Department of Critical Care Medicine, Nanjing Zhong-Da Hospital, Southeast University, 87 Dingjiaqiao Rd, Nanjing, 210009, People's Republic of China.
Mol Biol Rep. 2014 Mar;41(3):1325-33. doi: 10.1007/s11033-013-2978-4. Epub 2014 Jan 4.

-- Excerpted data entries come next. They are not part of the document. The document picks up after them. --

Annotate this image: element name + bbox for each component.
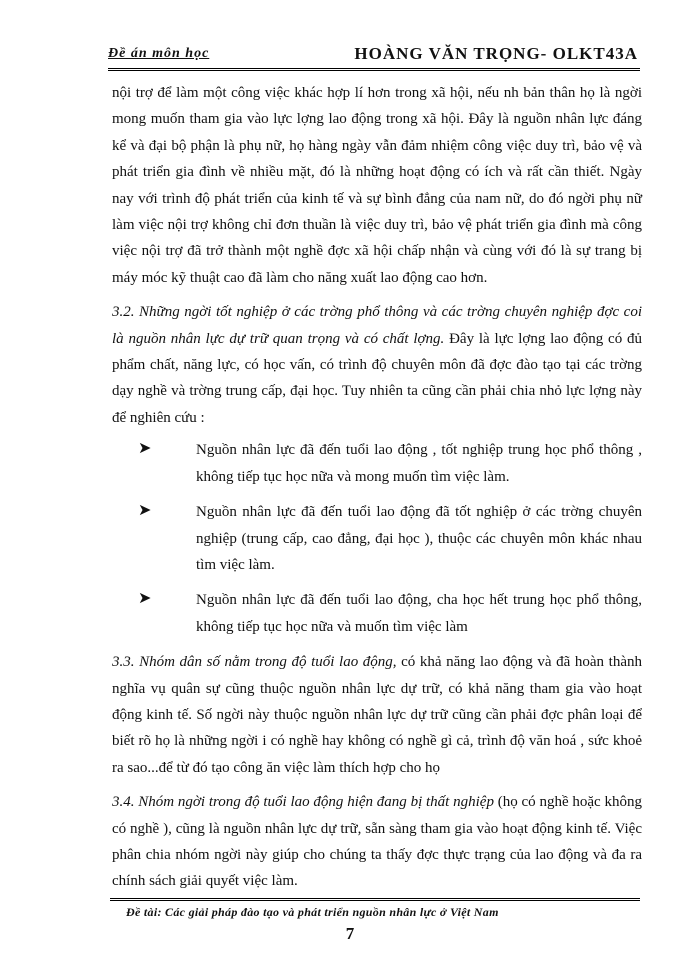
section-3-2 <box>112 299 642 431</box>
header-author: HOÀNG VĂN TRỌNG- OLKT43A <box>354 44 638 63</box>
section-3-3-text: có khả năng lao động và đã hoàn thành nghĩa vụ quân sự cũng thuộc nguồn nhân lực dự trữ, có khả năng tham gia vào hoạt động kinh tế. Số ngời này thuộc nguồn nhân lực dự trữ cũng cần phải đợc phân loại để biết rõ họ là những ngời i có nghề hay không có nghề gì cả, trình độ văn hoá , sức khoẻ ra sao...để từ đó tạo công ăn việc làm thích hợp cho họ <box>112 654 642 776</box>
arrow-bullet-icon: ➤ <box>138 590 152 608</box>
footer-rule <box>110 898 640 903</box>
arrow-bullet-icon: ➤ <box>138 502 152 520</box>
list-item <box>112 587 642 640</box>
page-header <box>108 42 638 66</box>
bullet-text: Nguồn nhân lực đã đến tuổi lao động , tốt nghiệp trung học phổ thông , không tiếp tục học nữa và mong muốn tìm việc làm. <box>196 442 642 485</box>
section-3-4 <box>112 789 642 895</box>
section-3-2-text: Đây là lực lợng lao động có đủ phẩm chất, năng lực, có học vấn, có trình độ chuyên môn đã đợc đào tạo tại các trờng dạy nghề và trờng trung cấp, đại học. Tuy nhiên ta cũng cần phải chia nhỏ lực lợng này để nghiên cứu : <box>112 330 642 426</box>
list-item <box>112 499 642 578</box>
document-body <box>112 80 642 895</box>
bullet-list <box>112 437 642 640</box>
footer-topic: Đề tài: Các giải pháp đào tạo và phát triển nguồn nhân lực ở Việt Nam <box>126 905 499 919</box>
header-rule <box>108 68 640 73</box>
list-item <box>112 437 642 490</box>
section-3-3 <box>112 649 642 781</box>
section-3-4-title: 3.4. Nhóm ngời trong độ tuổi lao động hiện đang bị thất nghiệp <box>112 794 494 811</box>
section-3-3-title: 3.3. Nhóm dân số nằm trong độ tuổi lao động, <box>112 654 397 671</box>
paragraph-intro: nội trợ để làm một công việc khác hợp lí hơn trong xã hội, nếu nh bản thân họ là ngời mong muốn tham gia vào lực lợng lao động trong xã hội. Đây là nguồn nhân lực đáng kể và đại bộ phận là phụ nữ, họ hàng ngày vẫn đảm nhiệm công việc duy trì, bảo vệ và phát triển gia đình về nhiều mặt, đó là những hoạt động có ích và rất cần thiết. Ngày nay với trình độ phát triển của kinh tế và sự bình đẳng của nam nữ, do đó ngời phụ nữ làm việc nội trợ không chỉ đơn thuần là việc duy trì, bảo vệ phát triển gia đình mà công việc nội trợ đã trở thành một nghề đợc xã hội chấp nhận và cùng với đó là sự trang bị máy móc kỹ thuật cao đã làm cho năng xuất lao động cao hơn. <box>112 85 642 286</box>
arrow-bullet-icon: ➤ <box>138 440 152 458</box>
section-3-4-text: (họ có nghề hoặc không có nghề ), cũng là nguồn nhân lực dự trữ, sẵn sàng tham gia vào hoạt động kinh tế. Việc phân chia nhóm ngời này giúp cho chúng ta thấy đợc thực trạng của lao động và đa ra chính sách giải quyết việc làm. <box>112 794 642 890</box>
page-number: 7 <box>345 924 355 943</box>
bullet-text: Nguồn nhân lực đã đến tuổi lao động, cha học hết trung học phổ thông, không tiếp tục học nữa và muốn tìm việc làm <box>196 592 642 635</box>
section-3-2-title: 3.2. Những ngời tốt nghiệp ở các trờng phổ thông và các trờng chuyên nghiệp đợc coi là nguồn nhân lực dự trữ quan trọng và có chất lợng. <box>112 304 642 347</box>
header-course-title: Đề án môn học <box>108 46 210 61</box>
bullet-text: Nguồn nhân lực đã đến tuổi lao động đã tốt nghiệp ở các trờng chuyên nghiệp (trung cấp, cao đẳng, đại học ), thuộc các chuyên môn khác nhau tìm việc làm. <box>196 504 642 573</box>
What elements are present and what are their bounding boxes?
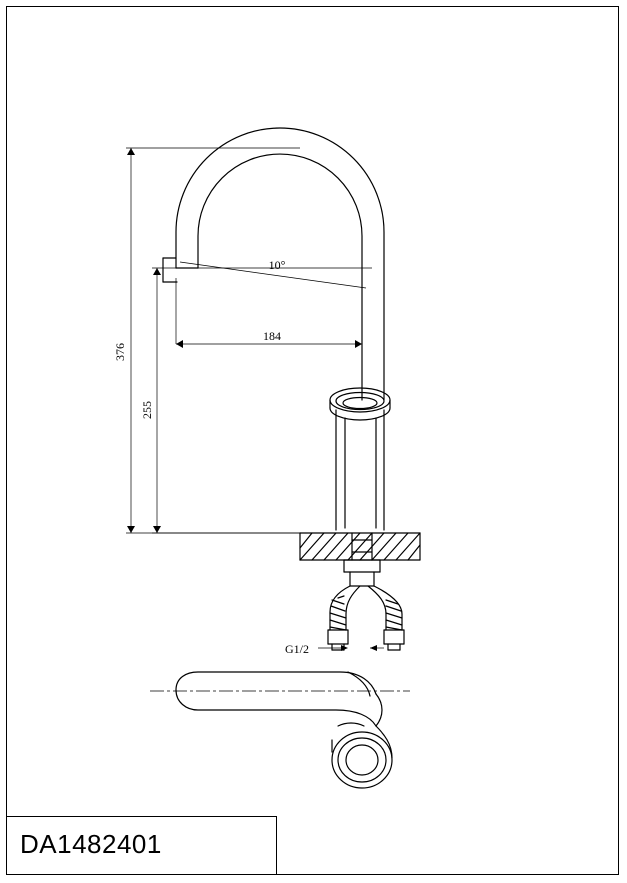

Lung recruitment maneuvers can help open collapsed lung units for sufficient oxygenation, and positive end expiratory pressure (PEEP) is used to keep the lung open after recruitment. However, the application of high PEEP levels may play a significant role in causing regional lung hyperinflation during mechanical ventilation. The authors sought to study the effects of PEEP targeting optimal oxygenation on regional lung volume distribution in a direct and an indirect acute respiratory distress syndrome (ARDS) model. ARDS was induced by either surfactant depletion or oleic acid injection in dogs. After lung recruitment, PEEP was decreased from 20 to 10 cmH2O in 2 cmH2O steps every 10 min to examine regional lung aeration by using computed tomography. Lung injury appeared to be localized in the model of surfactant depletion while it widely diffused after oleic acid infusion. At PEEP levels that achieved optimal oxygenation, nonaerated lung units decreased and normally aerated lung units enhanced, but hyperinflated areas increased significantly in both models (P < 0.05). Hyperinflated areas were greater in the surfactant depletion model than in the oleic acid model at PEEP levels applied (P < 0.05). Optimal oxygenation guided PEEP may cause hyperinflated in both focal lung injury and diffused lung injury post lung recruitment. Hyperinflation was more susceptible in focal lung injury than in diffused lung injury post lung recruitment.
肺复张手法可以帮助打开塌陷的肺单位以实现充分氧合,而呼气末正压(PEEP)则用于在复张后保持肺开放。然而,高水平的 PEEP 可能在机械通气期间导致区域性肺过度充气方面发挥重要作用。作者试图研究在直接和间接急性呼吸窘迫综合征(ARDS)模型中,以最佳氧合为目标的 PEEP 对区域性肺容积分布的影响。ARDS 是通过在狗中用表面活性剂耗竭或油酸注射来诱导的。在肺复张后,每 10 分钟以 2cmH2O 的步长将 PEEP 从 20 降低到 10cmH2O,以使用计算机断层扫描检查区域性肺通气。肺损伤似乎在表面活性剂耗竭模型中局限化,而在油酸输注后则广泛扩散。在达到最佳氧合的 PEEP 水平下,非充气肺单位减少,正常充气肺单位增强,但在两种模型中均显著增加了过度充气区域(P<0.05)。在应用的 PEEP 水平下,表面活性剂耗竭模型中的过度充气区域大于油酸模型(P<0.05)。最佳氧合指导的 PEEP 可能会在肺复张后导致局灶性肺损伤和弥漫性肺损伤的过度充气。在肺复张后,过度充气在局灶性肺损伤中比弥漫性肺损伤中更易发生。